Towards Cross-Modal Text-Molecule Retrieval with Better Modality Alignment

Cross-modal text-molecule retrieval model aims to learn a shared feature space of the text and molecule modalities for accurate similarity calculation, which facilitates the rapid screening of molecules with specific properties and activities in drug design. However, previous works have two main defects. First, they are inadequate in capturing modality-shared features considering the significant gap between text sequences and molecule graphs. Second, they mainly rely on contrastive learning and adversarial training for cross-modality alignment, both of which mainly focus on the first-order similarity, ignoring the second-order similarity that can capture more structural information in the embedding space. To address these issues, we propose a novel cross-modal text-molecule retrieval model with two-fold improvements. Specifically, on the top of two modality-specific encoders, we stack a memory bank based feature projector that contain learnable memory vectors to extract modality-shared features better. More importantly, during the model training, we calculate four kinds of similarity distributions (text-to-text, text-to-molecule, molecule-to-molecule, and molecule-to-text similarity distributions) for each instance, and then minimize the distance between these similarity distributions (namely second-order similarity losses) to enhance cross-modal alignment. Experimental results and analysis strongly demonstrate the effectiveness of our model. Particularly, our model achieves SOTA performance, outperforming the previously-reported best result by 6.4%.

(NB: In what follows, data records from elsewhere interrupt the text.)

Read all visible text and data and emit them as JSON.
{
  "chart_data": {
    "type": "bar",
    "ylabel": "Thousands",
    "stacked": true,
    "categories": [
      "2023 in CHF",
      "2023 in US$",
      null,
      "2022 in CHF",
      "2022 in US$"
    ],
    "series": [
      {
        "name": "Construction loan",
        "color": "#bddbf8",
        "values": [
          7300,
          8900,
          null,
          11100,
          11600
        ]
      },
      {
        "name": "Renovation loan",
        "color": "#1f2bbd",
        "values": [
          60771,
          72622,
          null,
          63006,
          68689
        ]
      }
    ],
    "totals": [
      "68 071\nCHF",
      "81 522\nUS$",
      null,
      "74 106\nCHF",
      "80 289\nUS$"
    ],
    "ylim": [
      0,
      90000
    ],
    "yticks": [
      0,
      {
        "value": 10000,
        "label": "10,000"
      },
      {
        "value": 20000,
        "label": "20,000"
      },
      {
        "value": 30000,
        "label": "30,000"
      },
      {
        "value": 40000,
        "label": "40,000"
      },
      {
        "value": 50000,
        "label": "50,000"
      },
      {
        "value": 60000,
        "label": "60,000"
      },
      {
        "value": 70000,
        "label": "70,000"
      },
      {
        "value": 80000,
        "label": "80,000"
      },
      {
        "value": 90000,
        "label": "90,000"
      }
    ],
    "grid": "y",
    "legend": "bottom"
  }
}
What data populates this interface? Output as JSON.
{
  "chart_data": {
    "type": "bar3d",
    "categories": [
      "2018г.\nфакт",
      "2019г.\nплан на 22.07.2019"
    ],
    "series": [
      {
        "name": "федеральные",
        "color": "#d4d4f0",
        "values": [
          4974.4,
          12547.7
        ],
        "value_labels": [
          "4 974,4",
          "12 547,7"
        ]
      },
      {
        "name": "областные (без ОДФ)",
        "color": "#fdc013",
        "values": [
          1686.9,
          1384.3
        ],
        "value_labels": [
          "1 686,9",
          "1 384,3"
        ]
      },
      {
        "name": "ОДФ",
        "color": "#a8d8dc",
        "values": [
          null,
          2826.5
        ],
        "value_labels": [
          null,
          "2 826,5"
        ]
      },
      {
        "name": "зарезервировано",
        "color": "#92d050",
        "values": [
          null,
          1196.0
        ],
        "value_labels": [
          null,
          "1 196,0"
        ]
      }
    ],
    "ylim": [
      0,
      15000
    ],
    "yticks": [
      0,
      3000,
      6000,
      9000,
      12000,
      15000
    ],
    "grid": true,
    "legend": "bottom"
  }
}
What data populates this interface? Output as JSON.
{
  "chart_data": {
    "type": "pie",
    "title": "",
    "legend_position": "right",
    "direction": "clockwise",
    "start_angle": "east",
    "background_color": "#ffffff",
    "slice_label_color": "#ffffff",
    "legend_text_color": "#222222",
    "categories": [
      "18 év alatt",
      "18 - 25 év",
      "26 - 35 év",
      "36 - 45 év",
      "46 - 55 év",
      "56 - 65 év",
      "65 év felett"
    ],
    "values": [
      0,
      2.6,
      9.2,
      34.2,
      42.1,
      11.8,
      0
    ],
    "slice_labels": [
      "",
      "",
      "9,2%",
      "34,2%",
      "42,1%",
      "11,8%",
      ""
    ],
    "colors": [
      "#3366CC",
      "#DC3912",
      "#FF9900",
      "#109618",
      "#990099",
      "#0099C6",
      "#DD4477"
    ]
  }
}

翻译：跨模态文本-分子检索模型旨在学习文本与分子模态的共享特征空间，以实现精确的相似度计算，从而促进药物设计中快速筛选具有特定性质与活性的分子。然而，现有研究存在两个主要缺陷。首先，考虑到文本序列与分子图结构间的显著差异，现有方法在捕获模态共享特征方面存在不足。其次，这些方法主要依赖对比学习与对抗训练进行跨模态对齐，二者均侧重于一阶相似度，而忽略了能在嵌入空间中捕获更多结构信息的二阶相似度。为解决这些问题，我们提出一种新颖的跨模态文本-分子检索模型，其改进主要体现在两方面。具体而言，我们在两个模态专用编码器之上，叠加了一个基于记忆库的特征投影器，该投影器包含可学习的记忆向量，以更好地提取模态共享特征。更重要的是，在模型训练过程中，我们为每个实例计算四种相似度分布（文本-文本、文本-分子、分子-分子及分子-文本相似度分布），并通过最小化这些相似度分布之间的距离（即二阶相似度损失）来增强跨模态对齐。实验结果与分析充分证明了我们模型的有效性。特别地，我们的模型实现了最先进的性能，较先前报道的最佳结果提升了6.4%。